Boost Artificial Intelligence in the world of corporate treasury
Provide control tools without replacing the human expertise
Existing techniques are not new. Nevertheless, their democratisation to the treasury business has only found concrete applications to date. It is therefore absolutely necessary to educate people, both on the technical level and on the need to access quality data, as well as on its impacts on human resources. The aim of these processes is to provide tools for control and refinement, but in no way to replace the human expertise.
The two stages of an AI implementation project in cash-flow forecasting
step 1
Homogenize the data
Without doubt the most complex, the first step consists in listing all the necessary data sources (both endogenous and exogenous), cleaning them and finally homogenizing them.
This may involve TRMS (Treasury and Risk Management System), ERP (Enterprise Resource Planning system), the financial consolidation software, bank account statements etc…, for endogenous data. And external sources for exogenous data.

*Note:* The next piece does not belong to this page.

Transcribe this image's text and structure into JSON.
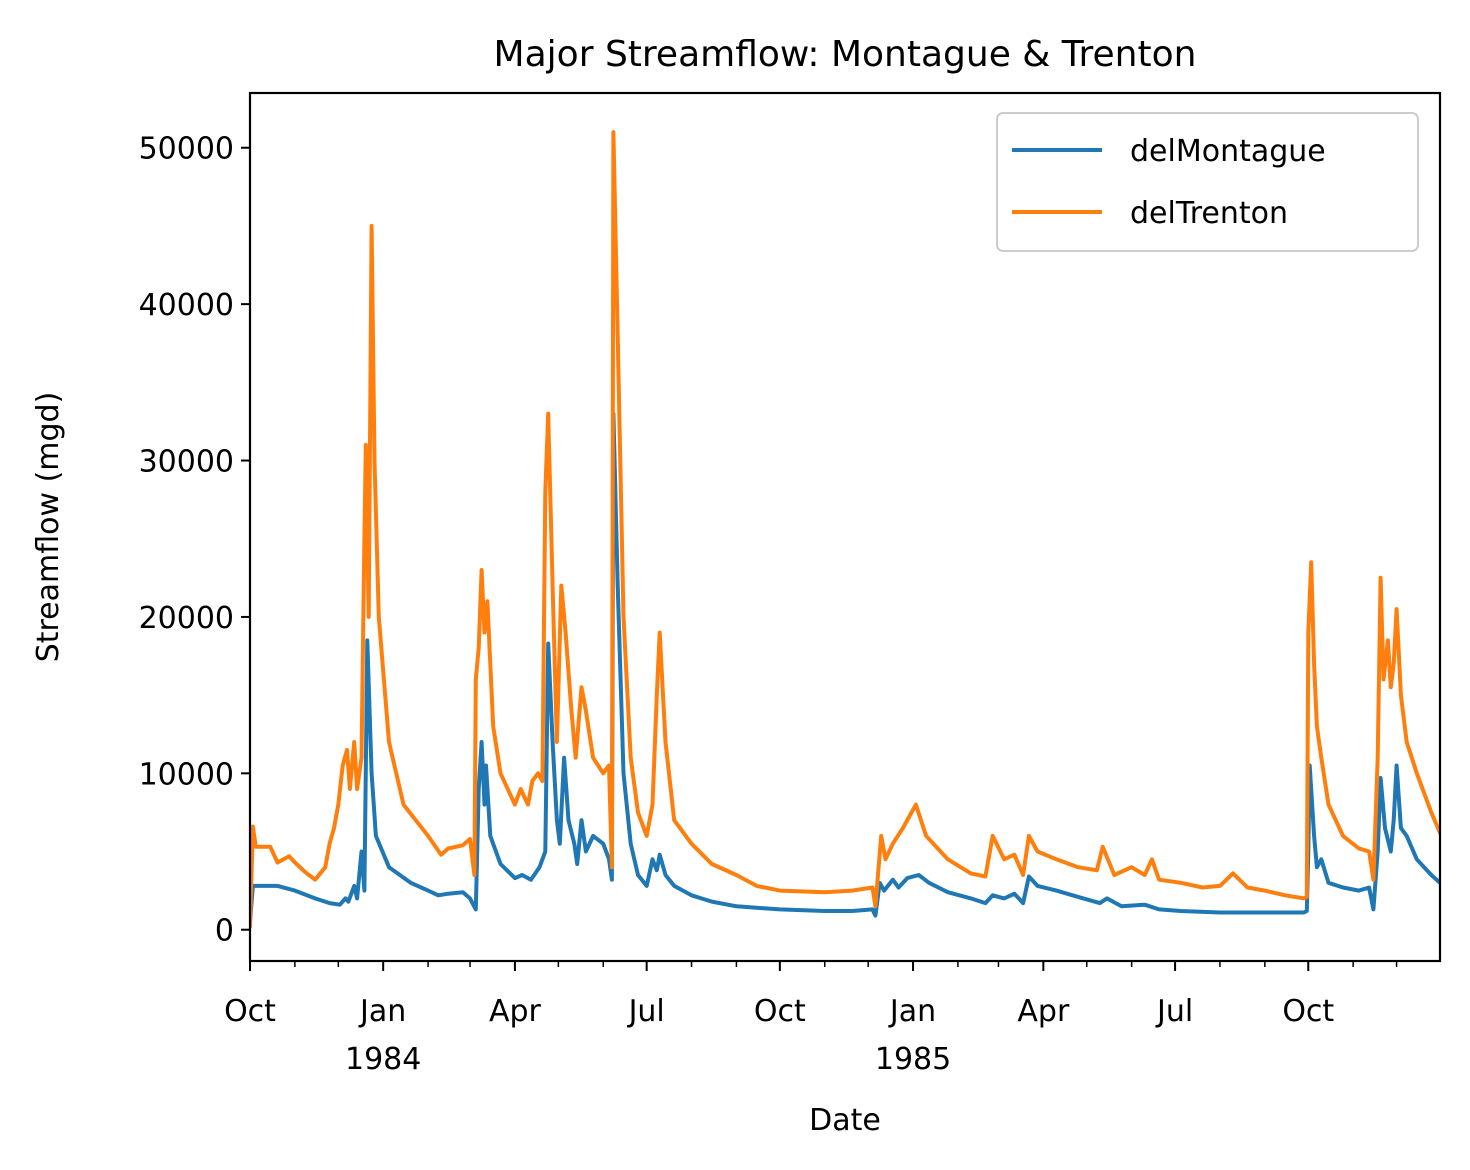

These data must be subject of visualization processes before an advanced analysis phase.
step 2
Modelling
Just as there is no single transformation methodology, there is no single modelling technique. The proposed solution must be able to suggest the most efficient model according to the profile of the data being analysed. Finally, models based on self-learning techniques will evolve as new data are fed into the database.
Beware of exceptional events, such as the COVID-19, or a one-off external growth operation, which can’t be anticipated through a model. The intervention of the business expert is crucial at this level to correct these limitations. It is also essential to have « back testing », and « out of sample » analysis processes (error analysis based on a re-training process carried out on real data) to avoid introducing bias into the model.
EXPERTS’ POINT OF VIEW
Interview of Frédéric Saunier, General Manager of Diapason
Of course, the aim is not to replace the know-how of treasurers and market operators with these technologies, but on the contrary to provide them with control and decision support tools, which, moreover, will limit operational risk and facilitate the performance of certain time-consuming and low value-added tasks.
Key success factors for an implementation project
01.
Success depends on quality of data. According to the popular adage on the world of data science, « garbage in, garbage out »: relying on incorrect data produces an incorrect result. It is therefore absolutely necessary to ensure that the data is complete, cleaned of outliers and redundant values, and that missing data is replicated.
02.
Adapt and transform, but above all involve the business teams. It is illusory to think that the machine will replace human experience. The critical eye of the business expert is fundamental, both in the analysis of the data upstream and in the control or potentially the correction of the results achieved.